Is Hyaluronic Acid Safe?
Yes. “Because it’s a naturally-occurring substance, everyone has this as part of their own skin support system,” says Dr. Nazarian. There’s no known maximum amount, either for its safety nor for its efficacy (a.k.a. a point after which its benefits diminish). And since the sugar, which also goes by sodium hyaluronate on ingredient lists, is made by the body, it’s unlikely to cause any sort of allergic reaction. It’s safe for every skin type, says Dr. Nazarian, even those with sensitive skin.
What’s the Best Way to Apply Hyaluronic Acid?

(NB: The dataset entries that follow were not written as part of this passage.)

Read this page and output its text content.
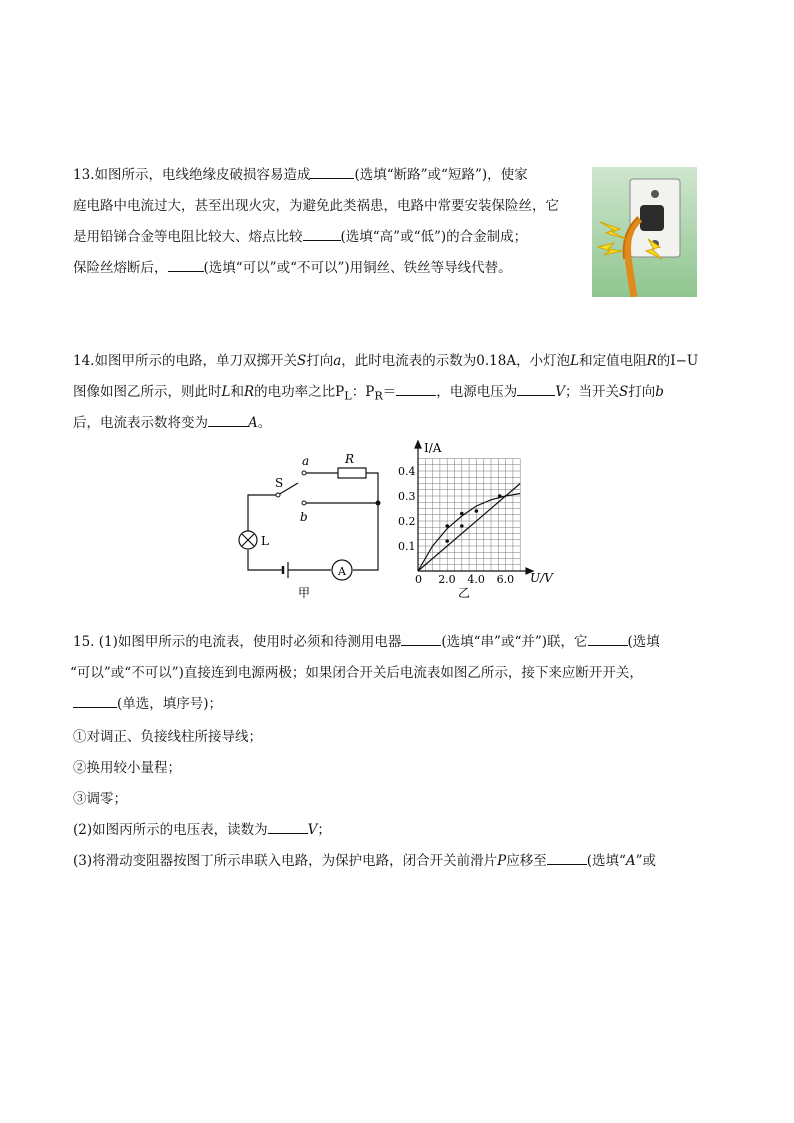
13.如图所示，电线绝缘皮破损容易造成	(选填“断路”或“短路”)，使家
庭电路中电流过大，甚至出现火灾，为避免此类祸患，电路中常要安装保险丝，它
是用铅锑合金等电阻比较大、熔点比较	(选填“高”或“低”)的合金制成；
保险丝熔断后，	(选填“可以”或“不可以”)用铜丝、铁丝等导线代替。
14.如图甲所示的电路，单刀双掷开关S打向a，此时电流表的示数为0.18A，小灯泡L和定值电阻R的I−U
图像如图乙所示，则此时L和R的电功率之比$P_L$：$P_R=$	，电源电压为	V；当开关S打向b
后，电流表示数将变为	A。
a	R
S
b
L
A
甲
0 2.0 4.0 6.0
0.1
0.2
0.3
0.4
I/A
U/V
乙
15. (1)如图甲所示的电流表，使用时必须和待测用电器	(选填“串”或“并”)联，它	(选填
“可以”或“不可以”)直接连到电源两极；如果闭合开关后电流表如图乙所示，接下来应断开开关，
(单选，填序号)；
①对调正、负接线柱所接导线；
②换用较小量程；
③调零；
(2)如图丙所示的电压表，读数为	V；
(3)将滑动变阻器按图丁所示串联入电路，为保护电路，闭合开关前滑片P应移至	(选填“A”或
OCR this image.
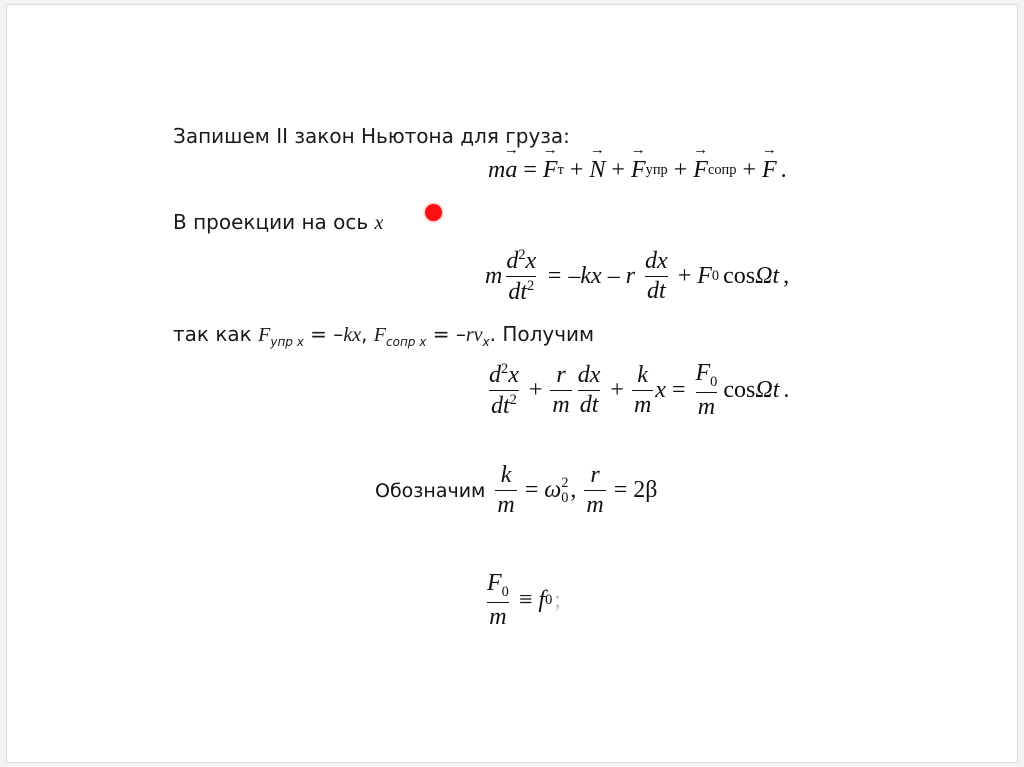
Запишем II закон Ньютона для груза:
m → a = → F т + → N + → F упр + → F сопр + → F .
В проекции на ось x
m $\frac{d^2x}{dt^2} = -kx - r$
dx
dt
+ F 0 cos Ωt ,
так как $F_{упр x} = -kx$, $F_{сопр x} = -rv_x$. Получим
$d^2x$
$dt^2 + \frac{r}{m}$ dx
dt
+ $\frac{k}{m}$ $x = \frac{F_0}{m}$ cos Ωt .
Обозначим $\frac{k}{m} = \omega$ 2
0 , $\frac{r}{m} = 2\beta$
$F_0$
m
≡ f 0 ;
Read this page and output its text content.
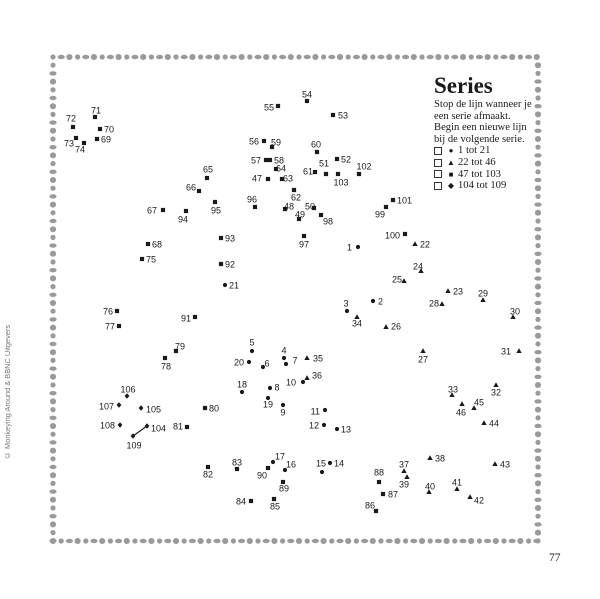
© Monkeying Around & BBNC Uitgevers
1
2
3
4
5
6	7
8
9
10
11
12 13
14
15
16
17
18
19
20
21
22
23
24
25
26
27
28
29
30
31
32
33
34
35
36
37
38
39 40 41
42
43
44
45
46
47
48
49
50
51 52
53
54
55
56
57 58
59	60
61
62
63
64
65
66
67
68
69
70
71
72
73
74
75
76
77
78
79
80
81
82
83
84	85	86
87
88
89
90
91
92
93
94
95
96
97
98
99
100
101
102
103
104
105
106
107
108
109
Series

Stop de lijn wanneer je een serie afmaakt. Begin een nieuwe lijn bij de volgende serie.

● 1 tot 21
▲ 22 tot 46
■ 47 tot 103
◆ 104 tot 109
77
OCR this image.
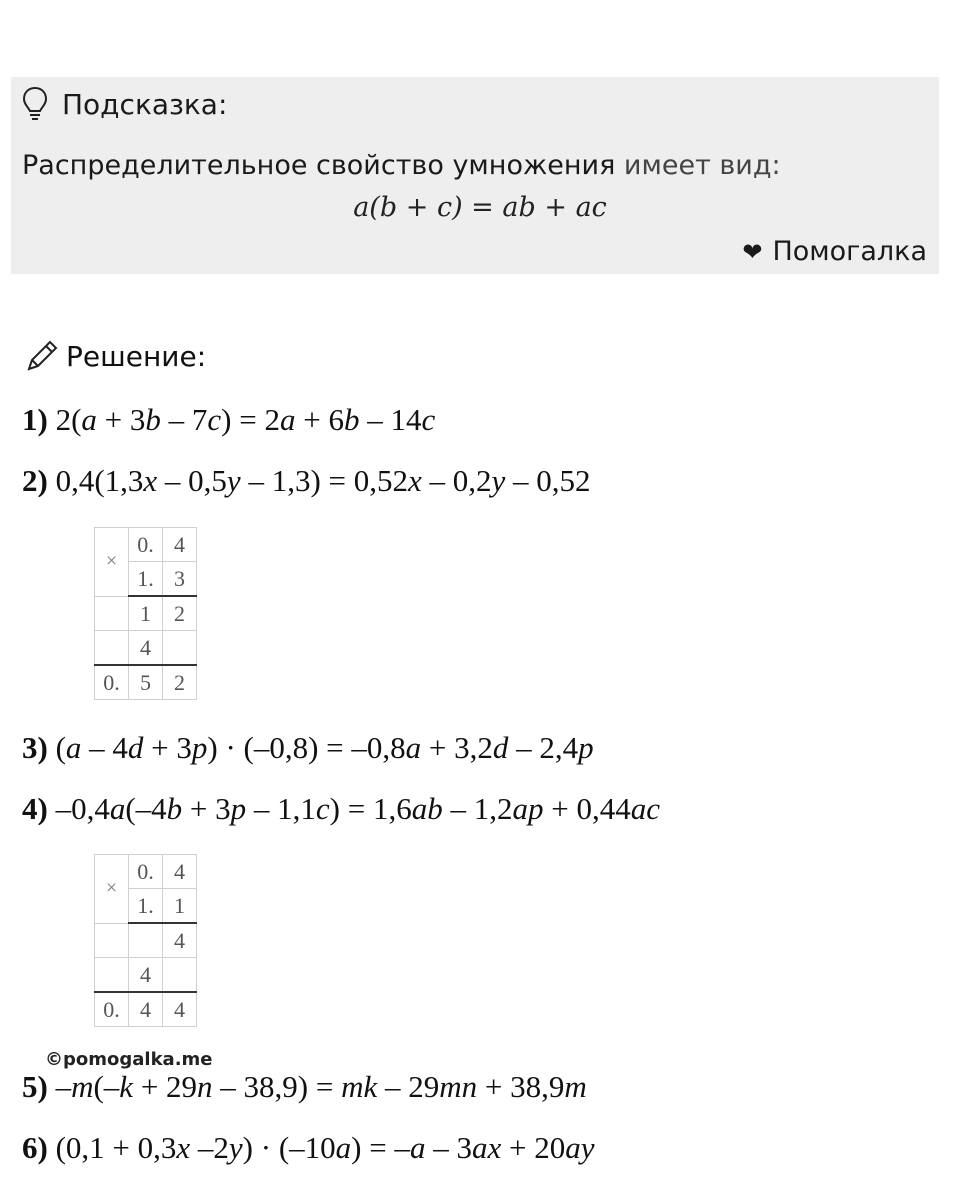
Подсказка:
Распределительное свойство умножения имеет вид:
a(b + c) = ab + ac
❤ Помогалка
Решение:
1) 2(a + 3b – 7c) = 2a + 6b – 14c
2) 0,4(1,3x – 0,5y – 1,3) = 0,52x – 0,2y – 0,52
×	0.	4
	1.	3
	1	2
	4	
0.	5	2
3) (a – 4d + 3p) · (–0,8) = –0,8a + 3,2d – 2,4p
4) –0,4a(–4b + 3p – 1,1c) = 1,6ab – 1,2ap + 0,44ac
×	0.	4
	1.	1
		4
	4	
0.	4	4
©pomogalka.me
5) –m(–k + 29n – 38,9) = mk – 29mn + 38,9m
6) (0,1 + 0,3x –2y) · (–10a) = –a – 3ax + 20ay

While hyaluronic acid is effective on its own, certain pairings can maximize its efficacy. “Hyaluronic acid is a humectant, which draws in moisture, and it makes sense to pair it with an emollient or occlusive, which locks in moisture,” explains Dr. Nazarian. “The combination makes a great pairing for achieving the best hydration level — by getting water and keeping water in the skin.”
As if you needed another reason to add one of these to your routine, Dr. Linkner says that an extra layer of moisture can offer even better results. “Hyaluronic acid can draw more water molecules from the moisturizer to provide a longer-lasting, more plumping effect,” she suggests. It’s a win-win!
Where to Get Hyaluronic Acid in Your Routine
Naturally, we’ve included hyaluronic acid in every single Glow Recipe product. Incorporating effective hydration in every step of your routine is a mainstay in Korean beauty philosophy, and nothing delivers quite like hyaluronic acid.
For beginners and experts alike, we recommend the Watermelon Glow Pink Juice Moisturizer. It’s spiked with amino-acid rich watermelon extract and a huge helping of hyaluronic acid, all in a lightweight, cooling emulsion that gives your skin a juicy, plumped-up dewiness. It’s perfect for every skin type, age, weather, and routine.
You can also find HA in our new Watermelon Glow PHA+BHA Pore-Tight Toner, which delivers hydration alongside gentle exfoliation. The springy texture both clears and minimizes the appearance of pores for smooth, glowing skin. (Want to seal in that goodness? You’ll find squalane in Banana Soufflé Moisture Cream, which serves as an emollient.)
Our skin loses 1.5 cups of water a day on average, so it’s important to infuse skin with moisture throughout the day. The Watermelon Glow Ultra-Fine Mist is packed with hyaluronic acid—just spritz it over your face every two hours (pro tip: if you have dry skin, hold it closer to your face) to keep skin plump and healthy.
The Bottom Line
Hyaluronic acid offers plenty of benefits — namely, the ability to keep skin smooth, plump, and well moisturized — with few to no drawbacks, particularly if you use it properly. And as proper hydration is the goal of any good skin-care routine, hyaluronic acid definitely deserves a place in yours.